Ariano Suassuna foi eleito para a Academia Brasileira de Letras no dia 3 de agosto de 1989 e tomou posse no dia 9 de agosto de 1990. Às vésperas da eleição, recebeu um telefonema do então presidente da ABL, Marcos Vilaça, avisando que nenhum outro escritor se dispusera a participar da disputa pela cadeira 32, que pertencia a Genolino Amado (1902-1989): “Você vai ser candidato único. Uma eleição tranquila”, garantiu o acadêmico. “E você acha isso bom? E se eu perder para ninguém? E se eu não atingir o quórum?”, rebateu Ariano, preocupado. “Minha família é ruim de urna. Desde 1930, ninguém vence uma eleição”, fez graça. Curiosamente, Ariano venceu mais duas: em 1993, para a cadeira 18 da Academia Pernambucana de Letras e, em 2000, para a cadeira 35 na Academia Paraibana de Letras. “Se, ao publicar o livro, eu tiver êxito junto ao público, tanto melhor. Mas, o fundamental é o ato de escrever”, afirmou, em 2000. “A literatura é a minha festa. É ali que eu toco e danço”. 

“O Ariano dramaturgo é, a meu ver, tão genial quanto o poeta ou o prosador. Isso é algo raro de acontecer”, avalia o escritor Carlos Newton Júnior, responsável pelo lançamento de diversos títulos do autor, como A história do amor de Fernando e Isaura (2019), A pensão de Dona Berta e outras histórias para jovens (2021) e O desertor de princesa (2022), todos pela Editora Nova Fronteira. “Há autores que são excelentes no romance, por exemplo, mas, ao enveredarem por outros gêneros, não conseguem atingir a mesma qualidade. Sua obra aborda temas universais e supratemporais, vistos, porém, sob uma ótica local. Por isso, não envelhece nunca”. 
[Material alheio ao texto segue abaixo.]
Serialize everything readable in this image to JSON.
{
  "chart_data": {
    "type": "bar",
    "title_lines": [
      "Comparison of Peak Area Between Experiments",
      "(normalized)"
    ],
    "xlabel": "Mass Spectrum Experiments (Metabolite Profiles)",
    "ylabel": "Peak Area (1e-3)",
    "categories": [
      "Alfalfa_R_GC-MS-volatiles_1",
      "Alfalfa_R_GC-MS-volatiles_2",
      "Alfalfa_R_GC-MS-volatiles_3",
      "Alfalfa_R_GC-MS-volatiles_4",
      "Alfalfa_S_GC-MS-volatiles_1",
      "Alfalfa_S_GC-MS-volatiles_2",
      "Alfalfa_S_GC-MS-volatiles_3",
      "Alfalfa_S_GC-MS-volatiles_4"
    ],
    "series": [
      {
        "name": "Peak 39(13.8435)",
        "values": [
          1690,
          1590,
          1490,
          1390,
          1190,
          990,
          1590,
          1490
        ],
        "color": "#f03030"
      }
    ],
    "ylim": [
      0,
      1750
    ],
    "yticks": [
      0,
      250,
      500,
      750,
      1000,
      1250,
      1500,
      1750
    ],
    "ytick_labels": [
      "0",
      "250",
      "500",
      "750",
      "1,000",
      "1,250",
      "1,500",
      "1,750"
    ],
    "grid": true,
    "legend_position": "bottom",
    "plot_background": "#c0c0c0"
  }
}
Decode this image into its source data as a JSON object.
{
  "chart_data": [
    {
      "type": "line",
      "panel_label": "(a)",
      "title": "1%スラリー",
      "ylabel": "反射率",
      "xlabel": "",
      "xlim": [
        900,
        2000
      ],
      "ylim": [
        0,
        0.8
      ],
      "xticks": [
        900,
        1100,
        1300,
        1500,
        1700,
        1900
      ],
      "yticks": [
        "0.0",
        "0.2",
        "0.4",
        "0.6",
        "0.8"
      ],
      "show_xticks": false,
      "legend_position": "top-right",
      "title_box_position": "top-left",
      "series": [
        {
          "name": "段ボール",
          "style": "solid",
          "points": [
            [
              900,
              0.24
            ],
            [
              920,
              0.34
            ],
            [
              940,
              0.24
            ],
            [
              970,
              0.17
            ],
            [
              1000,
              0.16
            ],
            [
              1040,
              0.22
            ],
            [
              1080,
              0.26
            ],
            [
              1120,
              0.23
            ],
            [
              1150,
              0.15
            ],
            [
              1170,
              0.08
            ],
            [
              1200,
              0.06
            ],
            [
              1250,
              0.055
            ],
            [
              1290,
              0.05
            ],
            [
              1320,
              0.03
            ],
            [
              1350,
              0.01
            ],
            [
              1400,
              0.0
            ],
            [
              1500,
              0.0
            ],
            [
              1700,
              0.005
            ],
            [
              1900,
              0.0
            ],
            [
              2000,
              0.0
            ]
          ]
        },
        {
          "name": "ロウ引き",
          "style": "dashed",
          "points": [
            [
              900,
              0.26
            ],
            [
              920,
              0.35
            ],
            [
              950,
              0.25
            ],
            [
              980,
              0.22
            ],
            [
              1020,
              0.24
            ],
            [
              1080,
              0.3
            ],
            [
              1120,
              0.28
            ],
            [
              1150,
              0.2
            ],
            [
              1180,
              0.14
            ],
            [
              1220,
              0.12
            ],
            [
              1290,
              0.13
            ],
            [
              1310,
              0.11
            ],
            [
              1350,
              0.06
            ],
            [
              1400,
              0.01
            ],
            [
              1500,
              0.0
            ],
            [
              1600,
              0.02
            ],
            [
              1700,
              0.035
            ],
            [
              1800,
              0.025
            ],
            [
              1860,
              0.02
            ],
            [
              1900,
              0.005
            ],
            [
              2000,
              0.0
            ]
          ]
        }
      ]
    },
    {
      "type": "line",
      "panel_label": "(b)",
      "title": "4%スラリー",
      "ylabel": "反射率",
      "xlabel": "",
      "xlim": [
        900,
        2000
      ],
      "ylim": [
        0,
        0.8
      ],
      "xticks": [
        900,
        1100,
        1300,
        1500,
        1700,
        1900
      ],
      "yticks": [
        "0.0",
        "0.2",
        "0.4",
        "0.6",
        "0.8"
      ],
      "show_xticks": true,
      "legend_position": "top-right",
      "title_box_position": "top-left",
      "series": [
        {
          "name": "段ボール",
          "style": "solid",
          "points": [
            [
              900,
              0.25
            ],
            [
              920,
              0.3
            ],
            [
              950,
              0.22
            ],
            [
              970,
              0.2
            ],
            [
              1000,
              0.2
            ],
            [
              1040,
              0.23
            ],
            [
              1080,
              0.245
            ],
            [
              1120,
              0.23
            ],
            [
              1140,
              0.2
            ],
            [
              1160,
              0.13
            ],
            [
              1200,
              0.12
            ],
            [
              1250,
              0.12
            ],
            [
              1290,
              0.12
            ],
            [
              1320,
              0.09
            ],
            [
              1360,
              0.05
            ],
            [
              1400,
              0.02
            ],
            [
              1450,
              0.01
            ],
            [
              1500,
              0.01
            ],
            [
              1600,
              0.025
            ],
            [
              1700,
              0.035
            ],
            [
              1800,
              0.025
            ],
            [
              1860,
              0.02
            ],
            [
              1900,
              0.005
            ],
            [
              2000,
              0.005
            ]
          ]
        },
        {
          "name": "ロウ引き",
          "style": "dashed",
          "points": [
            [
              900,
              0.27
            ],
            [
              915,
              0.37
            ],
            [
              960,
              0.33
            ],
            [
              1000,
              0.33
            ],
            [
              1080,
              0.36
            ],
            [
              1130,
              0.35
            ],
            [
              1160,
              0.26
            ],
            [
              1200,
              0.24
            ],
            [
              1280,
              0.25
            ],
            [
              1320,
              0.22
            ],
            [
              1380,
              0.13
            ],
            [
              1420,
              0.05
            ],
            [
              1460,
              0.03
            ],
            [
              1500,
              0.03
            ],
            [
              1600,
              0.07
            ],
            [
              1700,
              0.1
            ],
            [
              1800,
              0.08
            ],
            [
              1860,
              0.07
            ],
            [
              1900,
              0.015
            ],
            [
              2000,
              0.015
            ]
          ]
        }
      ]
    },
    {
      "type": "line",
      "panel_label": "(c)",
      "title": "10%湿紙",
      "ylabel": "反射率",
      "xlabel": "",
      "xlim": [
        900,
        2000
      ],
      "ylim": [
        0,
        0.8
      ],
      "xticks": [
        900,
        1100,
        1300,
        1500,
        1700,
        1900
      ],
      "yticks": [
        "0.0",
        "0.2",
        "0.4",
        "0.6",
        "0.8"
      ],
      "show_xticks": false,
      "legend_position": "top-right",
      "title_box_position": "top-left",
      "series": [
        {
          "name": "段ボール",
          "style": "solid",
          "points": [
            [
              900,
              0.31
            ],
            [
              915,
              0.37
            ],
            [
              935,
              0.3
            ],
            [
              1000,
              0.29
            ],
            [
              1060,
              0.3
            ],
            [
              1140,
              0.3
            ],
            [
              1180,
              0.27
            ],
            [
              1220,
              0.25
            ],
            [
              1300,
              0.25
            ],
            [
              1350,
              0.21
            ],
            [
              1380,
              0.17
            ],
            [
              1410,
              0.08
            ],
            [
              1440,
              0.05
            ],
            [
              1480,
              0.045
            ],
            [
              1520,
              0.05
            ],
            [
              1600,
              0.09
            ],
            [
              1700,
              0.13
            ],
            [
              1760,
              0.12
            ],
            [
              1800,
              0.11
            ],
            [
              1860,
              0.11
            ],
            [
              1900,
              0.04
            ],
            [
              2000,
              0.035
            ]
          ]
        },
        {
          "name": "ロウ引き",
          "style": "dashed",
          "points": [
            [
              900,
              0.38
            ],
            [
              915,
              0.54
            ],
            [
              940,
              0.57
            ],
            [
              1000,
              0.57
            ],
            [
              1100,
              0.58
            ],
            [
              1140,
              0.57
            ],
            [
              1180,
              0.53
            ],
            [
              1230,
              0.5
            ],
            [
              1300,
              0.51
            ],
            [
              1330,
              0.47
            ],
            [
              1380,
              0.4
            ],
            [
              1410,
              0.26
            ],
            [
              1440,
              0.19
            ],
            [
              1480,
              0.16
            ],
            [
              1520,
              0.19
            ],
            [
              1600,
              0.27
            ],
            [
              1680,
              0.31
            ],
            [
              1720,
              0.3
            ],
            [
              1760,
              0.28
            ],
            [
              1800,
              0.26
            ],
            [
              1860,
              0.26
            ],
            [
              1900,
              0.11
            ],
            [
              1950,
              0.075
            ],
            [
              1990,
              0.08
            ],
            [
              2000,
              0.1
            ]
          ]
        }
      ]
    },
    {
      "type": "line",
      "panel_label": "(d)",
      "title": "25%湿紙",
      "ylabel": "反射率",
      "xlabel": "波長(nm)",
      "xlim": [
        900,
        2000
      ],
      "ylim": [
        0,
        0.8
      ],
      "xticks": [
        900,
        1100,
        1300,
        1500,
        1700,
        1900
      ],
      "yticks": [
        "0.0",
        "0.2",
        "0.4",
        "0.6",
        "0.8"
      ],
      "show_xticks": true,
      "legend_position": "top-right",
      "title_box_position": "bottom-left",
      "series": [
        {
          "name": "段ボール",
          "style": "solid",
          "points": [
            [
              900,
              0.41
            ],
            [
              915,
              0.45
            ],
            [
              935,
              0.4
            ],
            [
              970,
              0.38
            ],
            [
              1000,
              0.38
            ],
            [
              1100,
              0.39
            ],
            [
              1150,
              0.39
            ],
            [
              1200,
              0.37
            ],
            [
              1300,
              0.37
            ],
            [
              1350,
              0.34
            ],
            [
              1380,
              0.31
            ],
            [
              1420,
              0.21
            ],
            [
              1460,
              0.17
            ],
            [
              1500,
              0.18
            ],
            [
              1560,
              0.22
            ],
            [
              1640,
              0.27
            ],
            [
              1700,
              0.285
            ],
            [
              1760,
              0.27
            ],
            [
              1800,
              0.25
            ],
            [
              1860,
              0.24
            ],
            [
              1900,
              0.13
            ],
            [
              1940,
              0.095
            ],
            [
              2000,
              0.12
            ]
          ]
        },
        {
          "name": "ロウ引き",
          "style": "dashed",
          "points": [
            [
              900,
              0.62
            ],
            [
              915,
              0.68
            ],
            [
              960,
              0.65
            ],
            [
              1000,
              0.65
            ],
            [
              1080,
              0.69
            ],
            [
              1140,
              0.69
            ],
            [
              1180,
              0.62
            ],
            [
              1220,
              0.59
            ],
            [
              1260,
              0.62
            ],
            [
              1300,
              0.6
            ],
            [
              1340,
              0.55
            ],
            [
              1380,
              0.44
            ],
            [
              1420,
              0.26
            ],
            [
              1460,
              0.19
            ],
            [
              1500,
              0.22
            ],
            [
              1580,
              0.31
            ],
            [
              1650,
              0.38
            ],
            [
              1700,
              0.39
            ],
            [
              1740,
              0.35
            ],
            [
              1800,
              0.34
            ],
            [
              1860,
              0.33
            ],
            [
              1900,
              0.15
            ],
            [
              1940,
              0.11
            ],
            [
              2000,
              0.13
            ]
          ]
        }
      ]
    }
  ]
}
Ariano Suassuna morreu no dia 23 de julho de 2014, aos 87 anos, vítima de uma parada cardíaca. Estava internado em um hospital da capital pernambucana depois de sofrer um acidente vascular cerebral (AVC) dois dias antes. João Suassuna é um dos 15 netos do escritor. O mais velho deles. Os dois estiveram juntos na tarde do dia 21, uma segunda-feira. “Naquele dia, almoçamos juntos. E, como de costume, conversamos demais. Meu avô era muito brincalhão e comunicativo”, recorda João, que gostava de assistir aos jogos do Sport Club do Recife na Ilha do Retiro, em companhia do avô. “Terminado o almoço, ele me deu um abraço e pediu: ‘Meu filho, se puder, volte à noite para a gente terminar nossa conversa’. À noite, eu voltei, mas cheguei atrasado e não encontrei mais meu avô em casa. Ele tinha passado mal no jantar e levado às pressas para o hospital. Dois dias depois, se encantou. Os gigantes não morrem, eles se encantam”.